Last year, Prime Minister Narendra Modi launched the Bhasini project, which aims to develop Indian language translation technologies and crowd-source voice datasets in multiple Indian languages to enhance the availability and accessibility of digital services in local languages. Educational institutions like the Indian Institute of Science (IISc) and IIT Madras (Ai4Bharat) and Microsoft are also involved in building datasets for Indic languages.
Bhasha Daan
Tech Mahindra is sourcing information from various avenues that are commonly available on the internet like Common Crawl, newspapers, Wikipedia, books written in specific dialects and more. They are also referring to YouTube descriptions since the information on dialects is primarily available through YouTube videos or spoken language samples. Accessing computational resources is a key challenge for the tech giant. For this purpose, they have established a portal to get a “bhasha daan” from Indians who speak these dialects.
“By clicking ‘Make a Contribution‘ on our website, you will find a user-friendly interface with all the dialects in which we collect data. Once you select a dialect, you can listen to a sample voice recording of how Hindi is spoken in that particular dialect. Users can then scroll down and anonymously record a sentence by clicking the record button.” The IT giant’s MD and CEO, CP Gurnani took to X (formerly Twitter) to request contributions from the general public for the creation of Indic datasets.
Project Indus: An AI-powered present from @Tech_Mahindra to the millions of Hindi speakers of India..
— CP Gurnani (@C_P_Gurnani) August 21, 2023
But we humbly request a bit of #BhashaDaan from you..

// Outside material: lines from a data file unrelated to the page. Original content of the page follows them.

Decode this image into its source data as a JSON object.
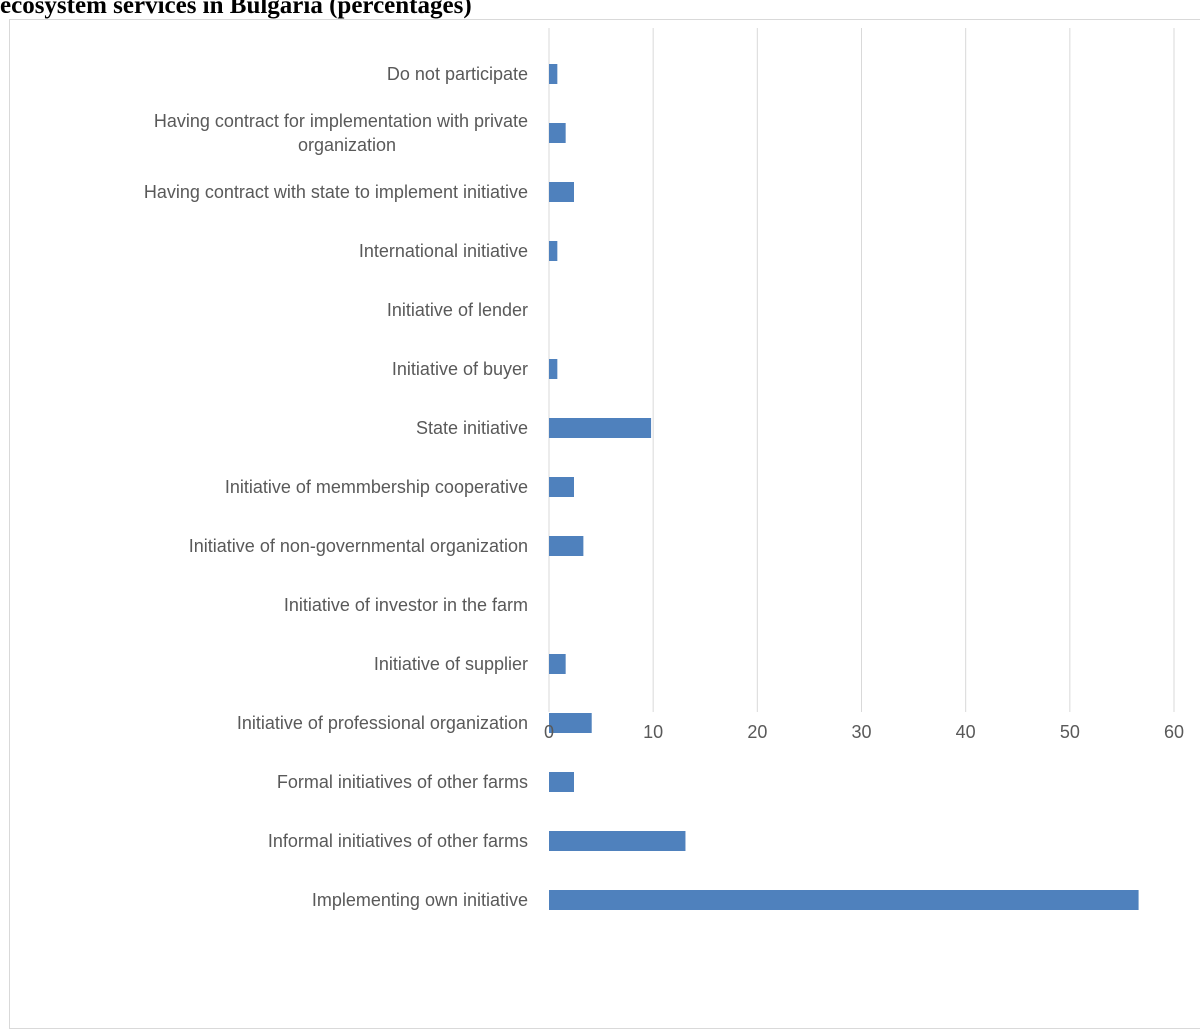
{
  "header": {
    "title": "ecosystem services in Bulgaria (percentages)"
  },
  "chart_data": {
    "type": "bar",
    "orientation": "horizontal",
    "title": "",
    "xlabel": "",
    "ylabel": "",
    "xlim": [
      0,
      60
    ],
    "xticks": [
      0,
      10,
      20,
      30,
      40,
      50,
      60
    ],
    "grid": "vertical",
    "legend": "none",
    "bar_color": "#4f81bd",
    "categories": [
      [
        "Do not participate"
      ],
      [
        "Having contract for implementation with private",
        "organization"
      ],
      [
        "Having contract with state to implement initiative"
      ],
      [
        "International initiative"
      ],
      [
        "Initiative of lender"
      ],
      [
        "Initiative of buyer"
      ],
      [
        "State initiative"
      ],
      [
        "Initiative of memmbership cooperative"
      ],
      [
        "Initiative of non-governmental organization"
      ],
      [
        "Initiative of investor in the farm"
      ],
      [
        "Initiative of supplier"
      ],
      [
        "Initiative of professional organization"
      ],
      [
        "Formal initiatives of other farms"
      ],
      [
        "Informal initiatives of other farms"
      ],
      [
        "Implementing own initiative"
      ]
    ],
    "values": [
      0.8,
      1.6,
      2.4,
      0.8,
      0,
      0.8,
      9.8,
      2.4,
      3.3,
      0,
      1.6,
      4.1,
      2.4,
      13.1,
      56.6
    ]
  }
}
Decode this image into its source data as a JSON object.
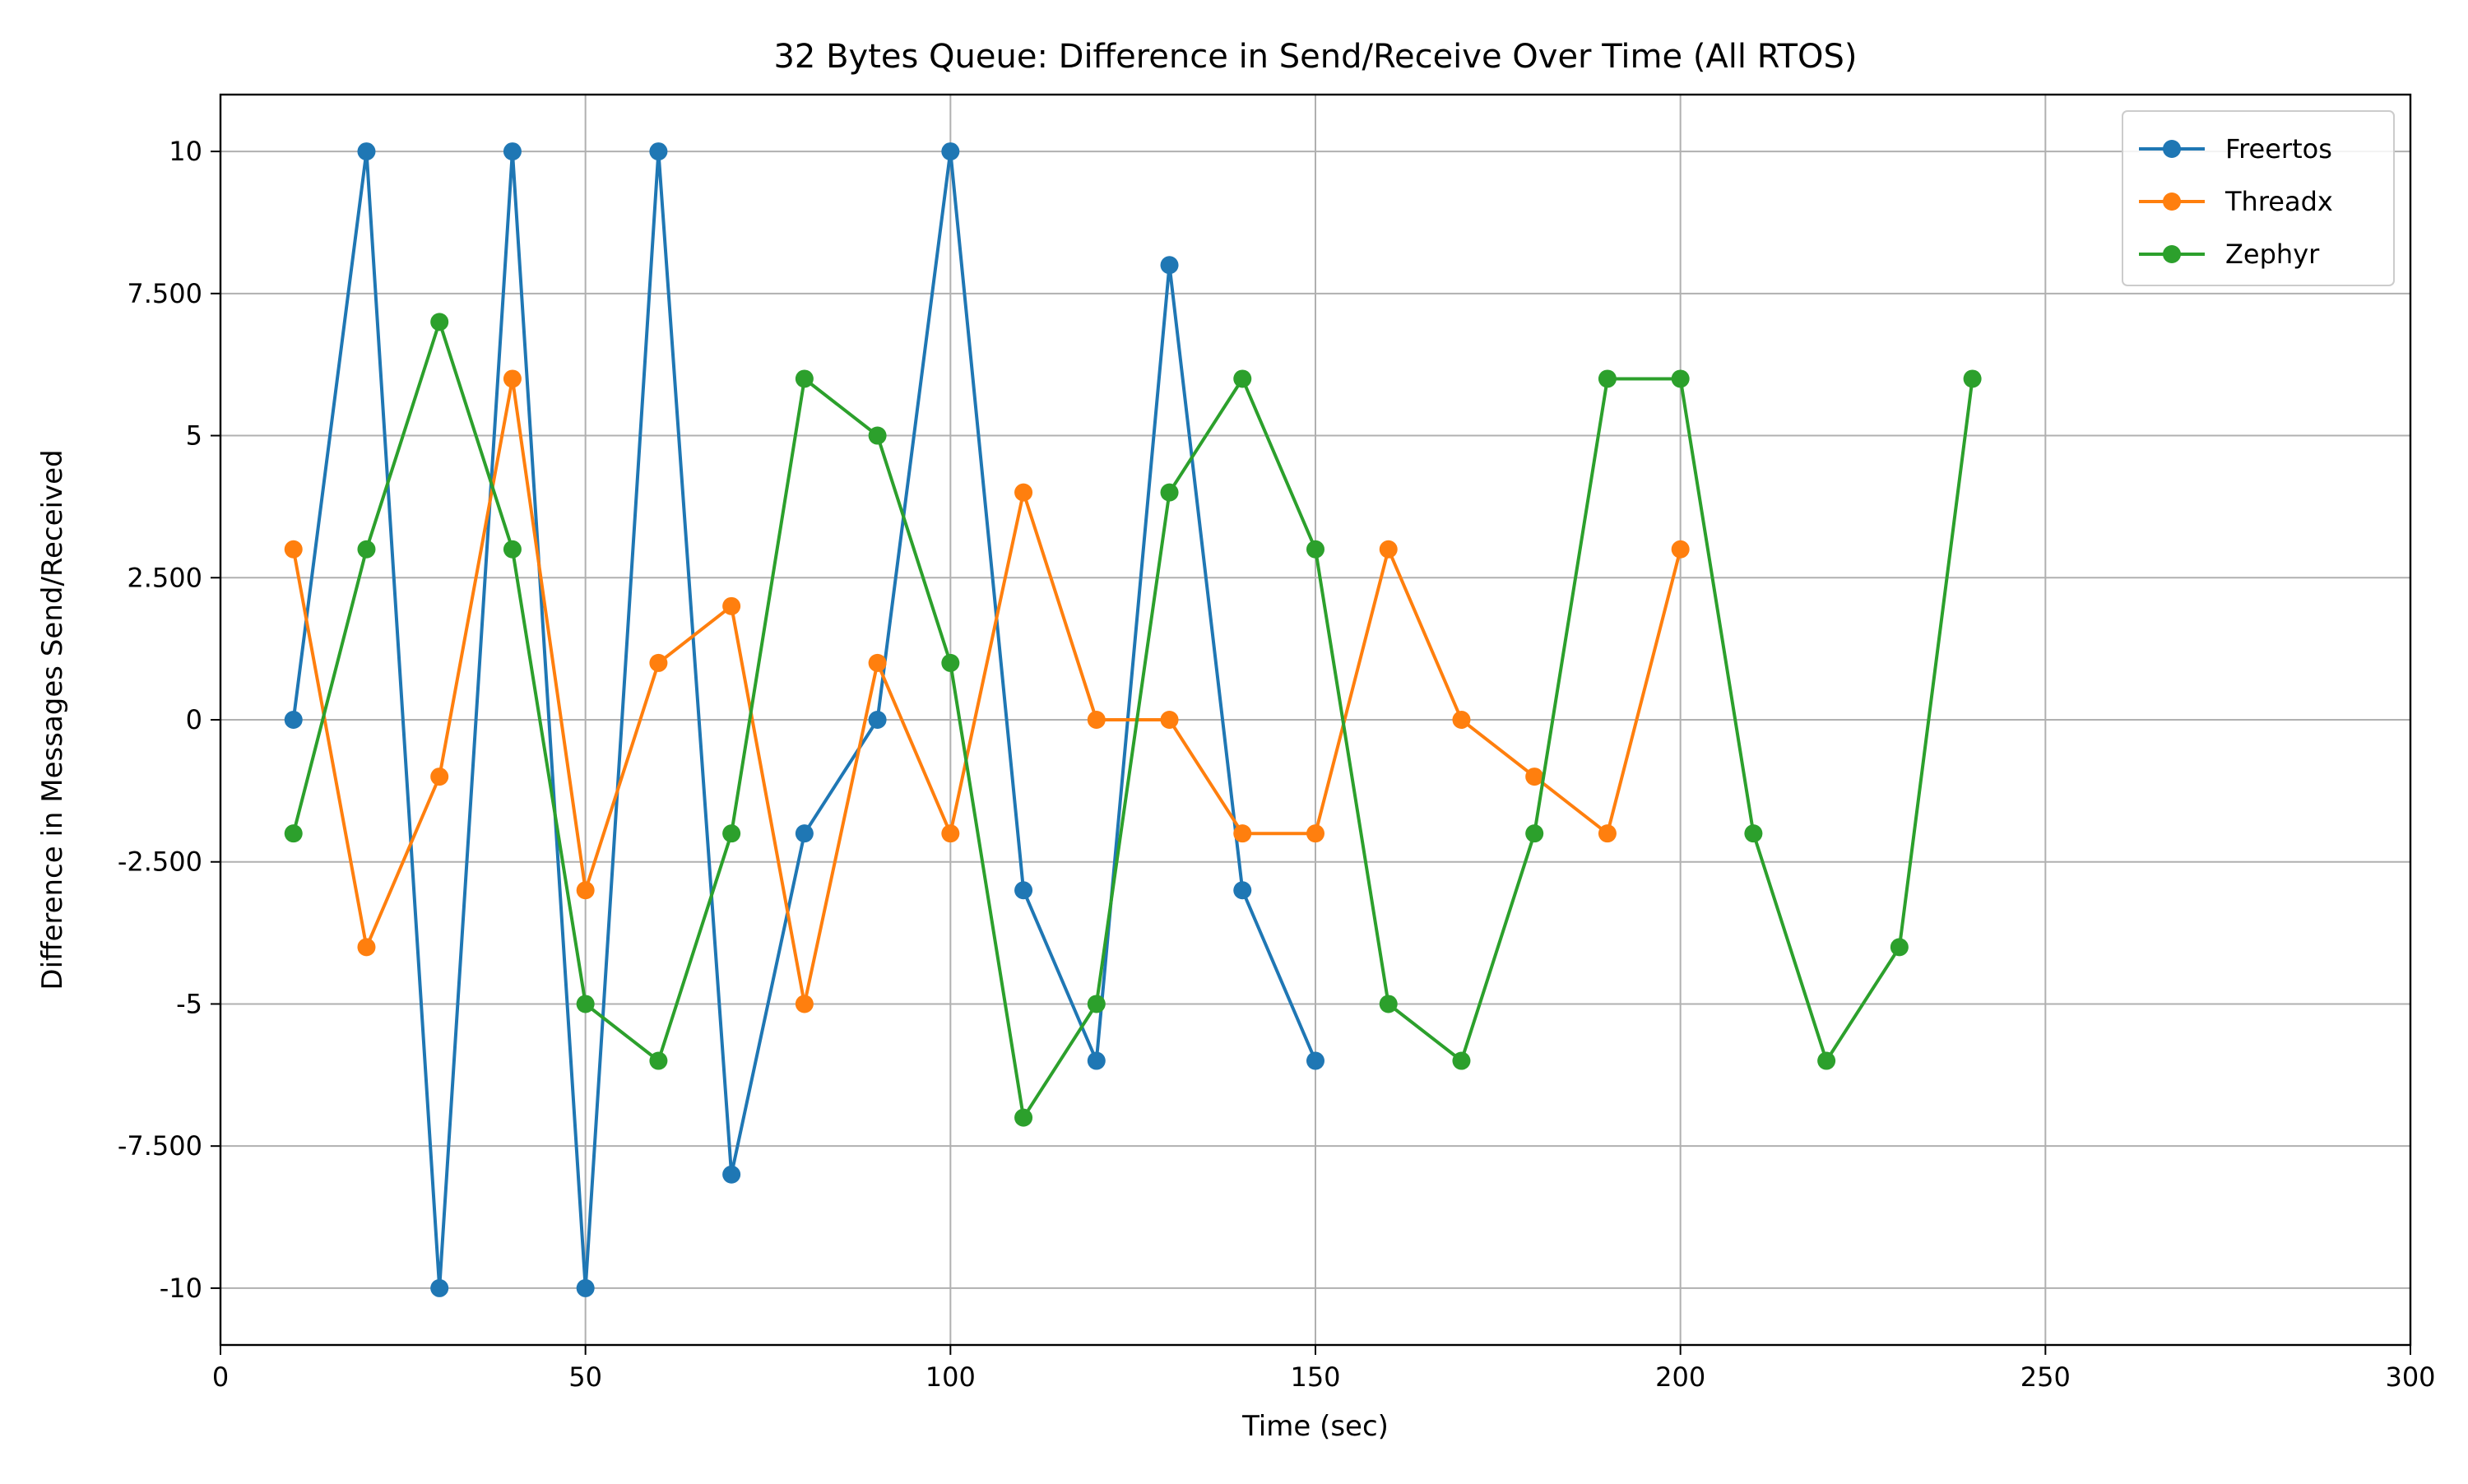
{
  "chart_data": {
    "type": "line",
    "title": "32 Bytes Queue: Difference in Send/Receive Over Time (All RTOS)",
    "xlabel": "Time (sec)",
    "ylabel": "Difference in Messages Send/Received",
    "xlim": [
      0,
      300
    ],
    "ylim": [
      -11,
      11
    ],
    "xticks": [
      0,
      50,
      100,
      150,
      200,
      250,
      300
    ],
    "xtick_labels": [
      "0",
      "50",
      "100",
      "150",
      "200",
      "250",
      "300"
    ],
    "yticks": [
      -10,
      -7.5,
      -5,
      -2.5,
      0,
      2.5,
      5,
      7.5,
      10
    ],
    "ytick_labels": [
      "-10",
      "-7.500",
      "-5",
      "-2.500",
      "0",
      "2.500",
      "5",
      "7.500",
      "10"
    ],
    "grid": true,
    "legend_position": "top-right",
    "series": [
      {
        "name": "Freertos",
        "color": "#1f77b4",
        "x": [
          10,
          20,
          30,
          40,
          50,
          60,
          70,
          80,
          90,
          100,
          110,
          120,
          130,
          140,
          150
        ],
        "y": [
          0,
          10,
          -10,
          10,
          -10,
          10,
          -8,
          -2,
          0,
          10,
          -3,
          -6,
          8,
          -3,
          -6
        ]
      },
      {
        "name": "Threadx",
        "color": "#ff7f0e",
        "x": [
          10,
          20,
          30,
          40,
          50,
          60,
          70,
          80,
          90,
          100,
          110,
          120,
          130,
          140,
          150,
          160,
          170,
          180,
          190,
          200
        ],
        "y": [
          3,
          -4,
          -1,
          6,
          -3,
          1,
          2,
          -5,
          1,
          -2,
          4,
          0,
          0,
          -2,
          -2,
          3,
          0,
          -1,
          -2,
          3
        ]
      },
      {
        "name": "Zephyr",
        "color": "#2ca02c",
        "x": [
          10,
          20,
          30,
          40,
          50,
          60,
          70,
          80,
          90,
          100,
          110,
          120,
          130,
          140,
          150,
          160,
          170,
          180,
          190,
          200,
          210,
          220,
          230,
          240
        ],
        "y": [
          -2,
          3,
          7,
          3,
          -5,
          -6,
          -2,
          6,
          5,
          1,
          -7,
          -5,
          4,
          6,
          3,
          -5,
          -6,
          -2,
          6,
          6,
          -2,
          -6,
          -4,
          6
        ]
      }
    ]
  }
}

Please lend us your expressions, your vocabulary, your conversations.. And help us train India’s biggest indigenous LLM… pic.twitter.com/6kDql3qQno
While dealing with local languages, it will be essential for Tech Mahindra to put adequate guardrails in place so as to avoid biases and ensure Project Indus’ success. “When we collect the data at the first phase, it is essential to realise that this data would have to go through cleaning to ensure there is no bias. To address this challenge, we would be using both human annotation and automatic techniques to ensure there is no racial, ethnic, or gender bias, etc.,” Malhotra said.
Project Indus is definitely a commendable move and a proud one for the country. However, its success shall depend upon a number of elements, including thorough data collection, effective model training, and taking linguistic variations into account. We look forward to its availability and testing it out!